The Bay County Building is a government building located at 515 Center Avenue in Bay City, Michigan. It was listed on the National Register of Historic Places in 1982.

==History==
Bay County was founded in 1858. The first courthouse was a small clapboard structure at the foot of Fourth Street in Bay City. In 1867, this had grown too small, and a new courthouse was erected at this location, opening in 1868. By the late 1920s, however, Judge Samuel G. Houghton was campaigning for a new courthouse. In 1931, voters approved, and in 1932 the county Board of Supervisors selected local architect Joseph C. Goddeyne to design the building and Bay City Stone Company to construct it. The project began in 1932 with the clearing of the site and the demolition of the old courthouse. The cornerstone for the new courthouse was laid on April 13, 1933. The building was completed in 1934. The building is still used by the county.

==Description==
The Bay County Building is an eight-story steel-framed Art Deco structure sheathed in limestone and granite.
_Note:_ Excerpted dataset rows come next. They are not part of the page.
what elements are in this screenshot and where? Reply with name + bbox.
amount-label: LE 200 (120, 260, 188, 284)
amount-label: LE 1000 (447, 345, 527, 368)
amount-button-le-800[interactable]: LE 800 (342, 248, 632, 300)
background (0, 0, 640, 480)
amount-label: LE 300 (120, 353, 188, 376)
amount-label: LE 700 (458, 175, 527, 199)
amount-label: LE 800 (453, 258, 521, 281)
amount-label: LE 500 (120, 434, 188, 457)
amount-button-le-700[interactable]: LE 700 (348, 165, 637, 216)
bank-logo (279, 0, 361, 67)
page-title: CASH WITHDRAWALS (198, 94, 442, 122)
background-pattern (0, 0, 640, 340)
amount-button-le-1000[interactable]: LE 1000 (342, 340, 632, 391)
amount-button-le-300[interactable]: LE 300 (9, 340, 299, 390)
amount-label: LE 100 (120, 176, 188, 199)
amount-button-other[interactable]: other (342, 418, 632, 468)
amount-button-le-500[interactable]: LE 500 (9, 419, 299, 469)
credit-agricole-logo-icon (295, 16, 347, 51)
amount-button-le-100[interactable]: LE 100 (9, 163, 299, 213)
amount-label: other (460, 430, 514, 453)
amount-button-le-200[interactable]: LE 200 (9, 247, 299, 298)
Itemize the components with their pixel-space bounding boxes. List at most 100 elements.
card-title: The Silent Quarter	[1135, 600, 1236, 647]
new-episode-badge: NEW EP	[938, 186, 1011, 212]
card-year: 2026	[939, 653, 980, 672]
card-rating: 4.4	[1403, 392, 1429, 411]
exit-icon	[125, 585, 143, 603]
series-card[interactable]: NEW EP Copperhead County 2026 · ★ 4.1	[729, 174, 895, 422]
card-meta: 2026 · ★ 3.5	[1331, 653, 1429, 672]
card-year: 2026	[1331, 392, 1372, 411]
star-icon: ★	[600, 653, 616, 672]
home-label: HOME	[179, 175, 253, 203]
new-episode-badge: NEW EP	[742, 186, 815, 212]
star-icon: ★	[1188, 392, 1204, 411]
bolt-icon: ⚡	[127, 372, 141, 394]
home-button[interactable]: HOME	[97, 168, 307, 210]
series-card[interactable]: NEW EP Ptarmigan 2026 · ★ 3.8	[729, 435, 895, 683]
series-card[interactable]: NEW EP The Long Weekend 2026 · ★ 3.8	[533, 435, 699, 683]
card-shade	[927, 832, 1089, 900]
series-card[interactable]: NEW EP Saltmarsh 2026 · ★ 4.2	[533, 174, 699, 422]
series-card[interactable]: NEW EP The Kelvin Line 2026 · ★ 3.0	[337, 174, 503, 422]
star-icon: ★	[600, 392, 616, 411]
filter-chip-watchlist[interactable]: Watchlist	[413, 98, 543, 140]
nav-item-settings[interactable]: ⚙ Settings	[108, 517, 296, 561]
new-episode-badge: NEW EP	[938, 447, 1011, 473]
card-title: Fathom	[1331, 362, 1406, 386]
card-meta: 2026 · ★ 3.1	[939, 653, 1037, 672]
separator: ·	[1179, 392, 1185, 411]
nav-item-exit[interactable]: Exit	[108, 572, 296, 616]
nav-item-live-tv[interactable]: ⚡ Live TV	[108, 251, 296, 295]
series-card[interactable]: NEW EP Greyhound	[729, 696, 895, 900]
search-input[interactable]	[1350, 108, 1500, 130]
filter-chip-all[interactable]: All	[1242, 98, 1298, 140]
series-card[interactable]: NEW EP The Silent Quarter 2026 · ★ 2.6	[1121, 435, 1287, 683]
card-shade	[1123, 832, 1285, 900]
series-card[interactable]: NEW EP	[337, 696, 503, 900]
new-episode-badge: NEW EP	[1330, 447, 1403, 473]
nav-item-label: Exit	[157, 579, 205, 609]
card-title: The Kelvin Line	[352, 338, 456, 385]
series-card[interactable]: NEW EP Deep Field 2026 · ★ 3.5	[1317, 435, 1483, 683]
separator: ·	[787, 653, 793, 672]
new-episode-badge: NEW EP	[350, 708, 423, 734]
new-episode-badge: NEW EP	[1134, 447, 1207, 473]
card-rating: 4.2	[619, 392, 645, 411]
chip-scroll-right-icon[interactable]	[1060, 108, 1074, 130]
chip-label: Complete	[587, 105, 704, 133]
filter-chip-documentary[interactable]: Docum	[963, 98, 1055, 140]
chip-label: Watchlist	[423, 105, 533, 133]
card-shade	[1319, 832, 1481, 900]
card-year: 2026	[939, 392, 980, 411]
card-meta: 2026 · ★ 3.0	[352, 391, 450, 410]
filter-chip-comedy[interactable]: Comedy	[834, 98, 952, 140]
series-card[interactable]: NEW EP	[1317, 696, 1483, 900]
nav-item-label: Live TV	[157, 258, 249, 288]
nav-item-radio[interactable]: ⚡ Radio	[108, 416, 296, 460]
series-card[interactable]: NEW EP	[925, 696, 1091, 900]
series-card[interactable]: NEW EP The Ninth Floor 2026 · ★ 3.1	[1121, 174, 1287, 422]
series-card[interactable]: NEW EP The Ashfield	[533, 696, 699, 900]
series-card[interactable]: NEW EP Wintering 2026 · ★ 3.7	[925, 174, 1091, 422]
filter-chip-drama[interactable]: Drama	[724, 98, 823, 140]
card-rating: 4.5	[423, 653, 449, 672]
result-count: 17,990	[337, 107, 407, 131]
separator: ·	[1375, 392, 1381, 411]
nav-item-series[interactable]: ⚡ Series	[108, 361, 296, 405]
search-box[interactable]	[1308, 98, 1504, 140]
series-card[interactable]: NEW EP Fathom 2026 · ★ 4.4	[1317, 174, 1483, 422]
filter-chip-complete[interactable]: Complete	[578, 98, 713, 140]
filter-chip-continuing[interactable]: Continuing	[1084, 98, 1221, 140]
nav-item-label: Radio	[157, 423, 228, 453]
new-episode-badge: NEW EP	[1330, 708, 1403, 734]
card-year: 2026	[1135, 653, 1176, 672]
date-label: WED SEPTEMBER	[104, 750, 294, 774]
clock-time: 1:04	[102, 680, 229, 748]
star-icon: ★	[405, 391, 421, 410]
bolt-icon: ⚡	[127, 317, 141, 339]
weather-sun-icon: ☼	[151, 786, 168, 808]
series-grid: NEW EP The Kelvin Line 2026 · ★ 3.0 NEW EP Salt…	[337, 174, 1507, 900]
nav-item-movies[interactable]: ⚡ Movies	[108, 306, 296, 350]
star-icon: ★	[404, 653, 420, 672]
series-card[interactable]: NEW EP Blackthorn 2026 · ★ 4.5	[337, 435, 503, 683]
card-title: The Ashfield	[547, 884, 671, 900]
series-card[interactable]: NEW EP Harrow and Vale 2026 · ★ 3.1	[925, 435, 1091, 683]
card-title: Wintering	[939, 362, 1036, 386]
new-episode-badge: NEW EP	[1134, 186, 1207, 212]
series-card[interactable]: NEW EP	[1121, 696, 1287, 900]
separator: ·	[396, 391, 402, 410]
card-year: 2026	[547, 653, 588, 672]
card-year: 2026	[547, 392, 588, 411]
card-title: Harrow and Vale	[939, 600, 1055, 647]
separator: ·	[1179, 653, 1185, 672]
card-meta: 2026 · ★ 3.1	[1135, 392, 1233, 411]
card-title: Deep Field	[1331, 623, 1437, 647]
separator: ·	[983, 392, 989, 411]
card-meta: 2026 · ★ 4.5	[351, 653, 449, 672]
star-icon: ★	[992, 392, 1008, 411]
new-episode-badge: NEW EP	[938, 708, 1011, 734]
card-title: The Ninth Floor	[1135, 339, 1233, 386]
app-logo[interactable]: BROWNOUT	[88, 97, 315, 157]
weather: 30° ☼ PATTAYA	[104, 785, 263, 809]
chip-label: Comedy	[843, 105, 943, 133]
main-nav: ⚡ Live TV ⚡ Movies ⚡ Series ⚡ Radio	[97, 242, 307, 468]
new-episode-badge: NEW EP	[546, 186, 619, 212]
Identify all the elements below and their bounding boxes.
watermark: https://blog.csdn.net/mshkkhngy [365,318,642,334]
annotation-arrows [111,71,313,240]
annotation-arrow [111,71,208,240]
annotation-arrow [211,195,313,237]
The main facade has an entry portico on the slightly projecting main bay with three deeply set doorways with classic Art Deco surrounds. Piers rise above from the weighted lower section, and the upper levels are stepped back. The center bay has three trabeated windows in simple metal frames on each floor. Three-story side bays with stacks of windows flank the center. The side facades are similar, with a weighed base and three stories above with trabeated windows. The higher floors are stepped back. One side has an entryway.

On the interior, the front foyer and first floor corridor have molded edge marble panels lining the walls and a decoratively colored, tile-edged terrazzo
floor. Above, a wide plaster painted fascia runs along the top. The probate and circuit courtrooms have plaster walls with paneled oak wainscoting and a speaker's dais constructed of the same deep-stained oak.